Mais le jour de la générale, Azzedine sera assassiné avec sa femme près de sa maison, devant sa mère et ses enfants. Le débat animé avec brio par l’inévitable Lounis Yaou, président de l’association Numidi Art, a montré à tel point le film a marqué les esprits, rappelant les drames de la triste décennie noire, avec ses psychoses au quotidien pour ceux qui l’avaient vécue. Plus de vingt ans après, cette décennie est encore méconnue par la jeune génération. «L’histoire du film est assez complexe.
Elle englobe une image théâtrale et une image cinématographique. Il n’a pas été facile pour moi de réaliser ce film avec toutes les difficultés que j’ai rencontrées.

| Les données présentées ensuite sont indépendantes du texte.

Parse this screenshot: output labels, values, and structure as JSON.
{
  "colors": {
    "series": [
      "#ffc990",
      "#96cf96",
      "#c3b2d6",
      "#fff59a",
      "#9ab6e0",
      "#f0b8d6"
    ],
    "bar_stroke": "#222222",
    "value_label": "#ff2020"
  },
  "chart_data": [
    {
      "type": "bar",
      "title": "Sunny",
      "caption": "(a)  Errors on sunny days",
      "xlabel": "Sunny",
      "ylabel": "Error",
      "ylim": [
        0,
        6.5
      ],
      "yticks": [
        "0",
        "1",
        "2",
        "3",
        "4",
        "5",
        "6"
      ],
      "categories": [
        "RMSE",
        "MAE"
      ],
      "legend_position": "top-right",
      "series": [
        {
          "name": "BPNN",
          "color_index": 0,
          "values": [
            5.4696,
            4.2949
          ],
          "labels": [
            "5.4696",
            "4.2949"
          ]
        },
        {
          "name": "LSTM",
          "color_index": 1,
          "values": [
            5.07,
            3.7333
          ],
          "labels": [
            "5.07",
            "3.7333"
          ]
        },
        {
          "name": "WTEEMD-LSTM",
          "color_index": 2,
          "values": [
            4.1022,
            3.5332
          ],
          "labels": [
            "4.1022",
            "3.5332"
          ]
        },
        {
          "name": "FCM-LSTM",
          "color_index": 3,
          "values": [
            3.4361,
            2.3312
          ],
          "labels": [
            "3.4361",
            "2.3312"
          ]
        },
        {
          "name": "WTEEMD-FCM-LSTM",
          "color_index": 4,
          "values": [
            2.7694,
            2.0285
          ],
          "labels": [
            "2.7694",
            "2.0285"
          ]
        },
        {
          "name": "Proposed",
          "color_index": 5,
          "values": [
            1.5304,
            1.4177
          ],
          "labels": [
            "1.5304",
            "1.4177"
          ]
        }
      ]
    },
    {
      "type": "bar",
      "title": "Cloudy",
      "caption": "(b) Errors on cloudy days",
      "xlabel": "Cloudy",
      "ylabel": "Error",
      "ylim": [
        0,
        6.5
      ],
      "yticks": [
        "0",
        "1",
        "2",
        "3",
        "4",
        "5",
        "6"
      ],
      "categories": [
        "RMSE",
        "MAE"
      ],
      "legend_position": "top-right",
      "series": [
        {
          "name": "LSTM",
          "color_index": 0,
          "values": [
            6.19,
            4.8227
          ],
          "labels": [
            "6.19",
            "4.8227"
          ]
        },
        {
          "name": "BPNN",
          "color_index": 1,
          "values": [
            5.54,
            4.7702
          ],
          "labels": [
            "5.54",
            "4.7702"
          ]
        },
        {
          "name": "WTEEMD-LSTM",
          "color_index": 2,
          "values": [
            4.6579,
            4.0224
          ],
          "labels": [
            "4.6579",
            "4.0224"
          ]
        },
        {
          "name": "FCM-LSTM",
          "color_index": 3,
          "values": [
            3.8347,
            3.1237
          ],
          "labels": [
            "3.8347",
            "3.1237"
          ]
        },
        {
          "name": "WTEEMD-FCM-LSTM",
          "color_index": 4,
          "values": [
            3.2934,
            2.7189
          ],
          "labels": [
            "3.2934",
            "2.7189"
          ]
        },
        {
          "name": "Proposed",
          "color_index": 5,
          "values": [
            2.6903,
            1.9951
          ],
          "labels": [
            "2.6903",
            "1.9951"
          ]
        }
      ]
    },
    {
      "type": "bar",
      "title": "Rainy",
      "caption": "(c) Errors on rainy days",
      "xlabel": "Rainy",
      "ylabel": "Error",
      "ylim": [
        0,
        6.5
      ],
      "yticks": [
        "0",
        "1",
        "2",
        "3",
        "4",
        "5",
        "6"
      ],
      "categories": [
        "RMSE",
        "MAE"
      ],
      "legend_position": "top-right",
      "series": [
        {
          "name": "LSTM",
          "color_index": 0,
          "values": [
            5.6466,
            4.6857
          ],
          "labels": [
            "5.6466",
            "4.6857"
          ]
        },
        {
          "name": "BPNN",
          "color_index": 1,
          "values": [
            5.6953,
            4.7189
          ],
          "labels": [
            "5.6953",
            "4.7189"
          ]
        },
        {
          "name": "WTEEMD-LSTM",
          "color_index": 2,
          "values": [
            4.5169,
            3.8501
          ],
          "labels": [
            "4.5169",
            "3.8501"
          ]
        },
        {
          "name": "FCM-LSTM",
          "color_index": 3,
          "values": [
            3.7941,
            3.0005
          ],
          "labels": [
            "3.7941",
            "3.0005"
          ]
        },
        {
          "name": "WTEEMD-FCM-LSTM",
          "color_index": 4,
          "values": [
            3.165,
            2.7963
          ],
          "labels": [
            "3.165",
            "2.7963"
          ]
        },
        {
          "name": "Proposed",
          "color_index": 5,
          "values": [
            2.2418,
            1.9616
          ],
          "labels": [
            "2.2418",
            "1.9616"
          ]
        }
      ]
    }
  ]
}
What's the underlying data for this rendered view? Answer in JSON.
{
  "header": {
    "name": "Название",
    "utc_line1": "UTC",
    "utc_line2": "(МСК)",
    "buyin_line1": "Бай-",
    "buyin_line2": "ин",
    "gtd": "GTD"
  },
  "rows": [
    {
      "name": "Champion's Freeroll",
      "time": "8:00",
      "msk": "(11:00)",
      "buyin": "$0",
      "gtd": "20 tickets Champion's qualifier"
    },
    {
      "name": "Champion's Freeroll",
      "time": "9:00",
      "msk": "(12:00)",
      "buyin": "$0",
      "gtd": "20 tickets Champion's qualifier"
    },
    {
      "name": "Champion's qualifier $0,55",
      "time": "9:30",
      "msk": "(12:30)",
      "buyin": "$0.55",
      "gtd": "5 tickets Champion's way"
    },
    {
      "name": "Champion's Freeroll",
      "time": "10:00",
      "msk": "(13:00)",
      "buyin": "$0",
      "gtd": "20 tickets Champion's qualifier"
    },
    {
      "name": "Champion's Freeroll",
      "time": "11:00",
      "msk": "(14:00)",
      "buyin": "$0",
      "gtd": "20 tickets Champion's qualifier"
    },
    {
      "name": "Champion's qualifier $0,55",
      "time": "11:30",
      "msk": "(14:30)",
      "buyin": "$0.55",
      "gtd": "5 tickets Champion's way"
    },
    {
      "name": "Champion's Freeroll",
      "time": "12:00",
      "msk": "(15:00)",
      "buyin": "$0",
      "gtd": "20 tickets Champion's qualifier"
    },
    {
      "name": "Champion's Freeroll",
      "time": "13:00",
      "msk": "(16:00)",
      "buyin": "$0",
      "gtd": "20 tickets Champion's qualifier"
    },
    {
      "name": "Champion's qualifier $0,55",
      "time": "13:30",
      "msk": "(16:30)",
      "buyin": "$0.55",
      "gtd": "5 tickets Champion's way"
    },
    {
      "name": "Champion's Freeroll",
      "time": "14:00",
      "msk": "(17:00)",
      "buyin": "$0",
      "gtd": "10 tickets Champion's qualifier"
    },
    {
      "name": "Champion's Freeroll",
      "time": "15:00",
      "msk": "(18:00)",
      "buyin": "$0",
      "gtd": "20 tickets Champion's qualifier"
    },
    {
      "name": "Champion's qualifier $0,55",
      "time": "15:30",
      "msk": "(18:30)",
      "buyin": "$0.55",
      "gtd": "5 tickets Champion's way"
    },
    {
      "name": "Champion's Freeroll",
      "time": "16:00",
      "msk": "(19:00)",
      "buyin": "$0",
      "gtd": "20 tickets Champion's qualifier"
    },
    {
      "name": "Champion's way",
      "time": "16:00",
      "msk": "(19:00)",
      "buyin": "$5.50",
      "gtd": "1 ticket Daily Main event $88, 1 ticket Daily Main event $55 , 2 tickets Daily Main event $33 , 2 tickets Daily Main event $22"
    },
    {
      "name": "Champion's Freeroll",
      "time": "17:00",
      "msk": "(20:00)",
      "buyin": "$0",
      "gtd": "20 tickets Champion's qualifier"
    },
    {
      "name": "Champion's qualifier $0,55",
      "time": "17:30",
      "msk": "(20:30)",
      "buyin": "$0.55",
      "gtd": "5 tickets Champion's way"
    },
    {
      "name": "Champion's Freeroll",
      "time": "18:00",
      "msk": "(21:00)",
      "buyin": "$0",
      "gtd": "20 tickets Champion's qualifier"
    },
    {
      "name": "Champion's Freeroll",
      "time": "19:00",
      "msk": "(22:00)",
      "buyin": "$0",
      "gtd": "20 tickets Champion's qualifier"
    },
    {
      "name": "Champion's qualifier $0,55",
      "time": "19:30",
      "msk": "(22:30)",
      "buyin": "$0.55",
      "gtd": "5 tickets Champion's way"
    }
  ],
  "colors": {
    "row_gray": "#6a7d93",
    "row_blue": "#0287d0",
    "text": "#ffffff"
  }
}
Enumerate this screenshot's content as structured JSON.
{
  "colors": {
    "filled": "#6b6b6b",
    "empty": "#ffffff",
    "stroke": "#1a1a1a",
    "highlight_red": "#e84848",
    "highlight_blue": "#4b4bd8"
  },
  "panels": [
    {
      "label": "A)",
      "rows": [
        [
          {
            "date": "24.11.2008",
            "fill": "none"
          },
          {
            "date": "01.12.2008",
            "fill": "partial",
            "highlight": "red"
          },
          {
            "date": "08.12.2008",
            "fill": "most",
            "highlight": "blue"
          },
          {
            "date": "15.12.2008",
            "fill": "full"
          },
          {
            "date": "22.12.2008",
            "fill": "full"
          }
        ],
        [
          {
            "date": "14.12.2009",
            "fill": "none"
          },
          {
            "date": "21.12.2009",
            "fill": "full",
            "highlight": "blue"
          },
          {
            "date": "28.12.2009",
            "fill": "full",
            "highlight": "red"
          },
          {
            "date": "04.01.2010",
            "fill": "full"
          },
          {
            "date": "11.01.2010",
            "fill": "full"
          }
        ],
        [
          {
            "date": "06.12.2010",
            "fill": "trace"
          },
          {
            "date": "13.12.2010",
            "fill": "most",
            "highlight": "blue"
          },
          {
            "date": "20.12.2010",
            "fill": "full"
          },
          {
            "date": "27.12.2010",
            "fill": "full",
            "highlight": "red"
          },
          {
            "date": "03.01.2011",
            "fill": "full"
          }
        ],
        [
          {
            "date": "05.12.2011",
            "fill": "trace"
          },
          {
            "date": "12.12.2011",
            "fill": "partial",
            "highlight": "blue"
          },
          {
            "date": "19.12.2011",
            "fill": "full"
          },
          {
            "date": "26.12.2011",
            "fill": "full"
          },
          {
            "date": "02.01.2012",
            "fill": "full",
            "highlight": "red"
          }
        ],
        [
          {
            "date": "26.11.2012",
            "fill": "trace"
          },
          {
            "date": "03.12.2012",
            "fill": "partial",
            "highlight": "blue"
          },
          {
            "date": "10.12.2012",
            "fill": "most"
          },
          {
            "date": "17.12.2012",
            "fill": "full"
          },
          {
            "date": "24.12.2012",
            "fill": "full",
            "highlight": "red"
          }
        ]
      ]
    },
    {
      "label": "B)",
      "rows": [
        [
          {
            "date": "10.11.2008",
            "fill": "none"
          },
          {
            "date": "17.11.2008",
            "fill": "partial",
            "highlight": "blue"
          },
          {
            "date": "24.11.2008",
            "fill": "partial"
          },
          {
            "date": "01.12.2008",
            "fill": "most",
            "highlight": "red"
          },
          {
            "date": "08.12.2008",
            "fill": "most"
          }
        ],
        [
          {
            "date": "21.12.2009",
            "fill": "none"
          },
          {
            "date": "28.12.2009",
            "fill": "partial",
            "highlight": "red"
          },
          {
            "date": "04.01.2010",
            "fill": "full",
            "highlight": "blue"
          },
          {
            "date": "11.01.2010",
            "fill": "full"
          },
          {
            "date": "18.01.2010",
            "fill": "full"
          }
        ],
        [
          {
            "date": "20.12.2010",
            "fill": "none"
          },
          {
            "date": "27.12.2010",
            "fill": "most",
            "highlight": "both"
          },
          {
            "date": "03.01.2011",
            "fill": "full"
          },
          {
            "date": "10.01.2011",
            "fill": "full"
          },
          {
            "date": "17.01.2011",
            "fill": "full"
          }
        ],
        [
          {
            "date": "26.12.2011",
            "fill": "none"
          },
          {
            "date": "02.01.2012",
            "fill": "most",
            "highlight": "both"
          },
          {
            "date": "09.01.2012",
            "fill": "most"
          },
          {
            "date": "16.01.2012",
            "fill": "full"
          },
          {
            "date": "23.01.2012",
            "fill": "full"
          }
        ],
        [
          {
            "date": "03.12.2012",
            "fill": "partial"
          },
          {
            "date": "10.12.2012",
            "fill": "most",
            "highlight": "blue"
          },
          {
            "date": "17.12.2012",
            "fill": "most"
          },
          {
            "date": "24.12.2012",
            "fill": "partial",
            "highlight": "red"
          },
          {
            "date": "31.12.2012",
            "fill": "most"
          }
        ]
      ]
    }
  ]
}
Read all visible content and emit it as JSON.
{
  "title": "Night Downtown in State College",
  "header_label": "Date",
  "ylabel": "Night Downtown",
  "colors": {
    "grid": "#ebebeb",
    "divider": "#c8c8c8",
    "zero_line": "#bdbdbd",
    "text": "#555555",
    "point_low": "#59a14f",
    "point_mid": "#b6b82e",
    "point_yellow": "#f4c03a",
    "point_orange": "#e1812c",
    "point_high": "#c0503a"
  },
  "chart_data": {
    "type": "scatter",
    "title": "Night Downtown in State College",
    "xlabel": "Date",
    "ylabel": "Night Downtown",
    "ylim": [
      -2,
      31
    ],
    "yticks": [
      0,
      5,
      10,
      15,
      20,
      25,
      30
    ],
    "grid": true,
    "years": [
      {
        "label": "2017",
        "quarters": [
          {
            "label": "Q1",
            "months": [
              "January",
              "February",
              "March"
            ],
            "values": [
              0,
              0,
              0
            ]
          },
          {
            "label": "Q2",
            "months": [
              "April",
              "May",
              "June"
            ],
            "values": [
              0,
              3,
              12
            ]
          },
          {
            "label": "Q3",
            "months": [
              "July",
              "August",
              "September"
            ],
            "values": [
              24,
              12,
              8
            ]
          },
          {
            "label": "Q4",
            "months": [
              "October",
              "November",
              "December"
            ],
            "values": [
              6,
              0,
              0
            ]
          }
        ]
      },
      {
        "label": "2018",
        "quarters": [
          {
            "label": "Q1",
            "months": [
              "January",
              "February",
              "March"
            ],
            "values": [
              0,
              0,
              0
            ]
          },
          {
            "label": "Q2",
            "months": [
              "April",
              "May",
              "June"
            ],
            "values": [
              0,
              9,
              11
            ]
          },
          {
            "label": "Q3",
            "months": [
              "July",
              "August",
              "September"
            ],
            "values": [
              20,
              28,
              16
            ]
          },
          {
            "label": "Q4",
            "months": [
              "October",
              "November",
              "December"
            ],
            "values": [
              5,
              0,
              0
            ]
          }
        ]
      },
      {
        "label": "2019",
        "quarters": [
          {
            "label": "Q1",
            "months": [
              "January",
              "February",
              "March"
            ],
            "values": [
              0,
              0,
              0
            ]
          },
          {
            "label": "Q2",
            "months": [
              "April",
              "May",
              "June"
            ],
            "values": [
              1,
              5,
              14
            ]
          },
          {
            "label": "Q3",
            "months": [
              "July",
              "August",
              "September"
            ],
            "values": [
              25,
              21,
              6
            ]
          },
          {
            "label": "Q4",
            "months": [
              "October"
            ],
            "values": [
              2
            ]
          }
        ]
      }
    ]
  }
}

Même les comédiens ont souffert, car je leur ai imposé une certaine discipline ; il faut dire qu’il était aussi difficile de jouer un rôle dans une pièce théâtrale à l’intérieur même du film. Quant au choix de la pièce de Tartuffe, il n’était pas fortuit, car à travers cette pièce j’ai voulu dénoncer l’hypocrisie de certains religieux et pas tous, car je considère qu’il ne peut pas y avoir de foi sans raison», a expliqué Abderahim Laloui.
Des intervenants n’ont pas manqué de saluer ce film pour avoir été l’un des rares à aborder la décennie noire, mais aussi pour avoir rendu hommage à des personnalités culturelles assassinées, à l’exemple de Azzedine Medjoubi, Abdelkader Alloula et Tahar Djaout, et qui seront suivis par d’autres. Chose qui a fait dire à l’un des intervenants qu’il faut encore d’autres films pour mémoriser cette triste époque pour les jeunes générations et lutter contre l’amnésie qui a tendance à s’installer dans la mémoire collective.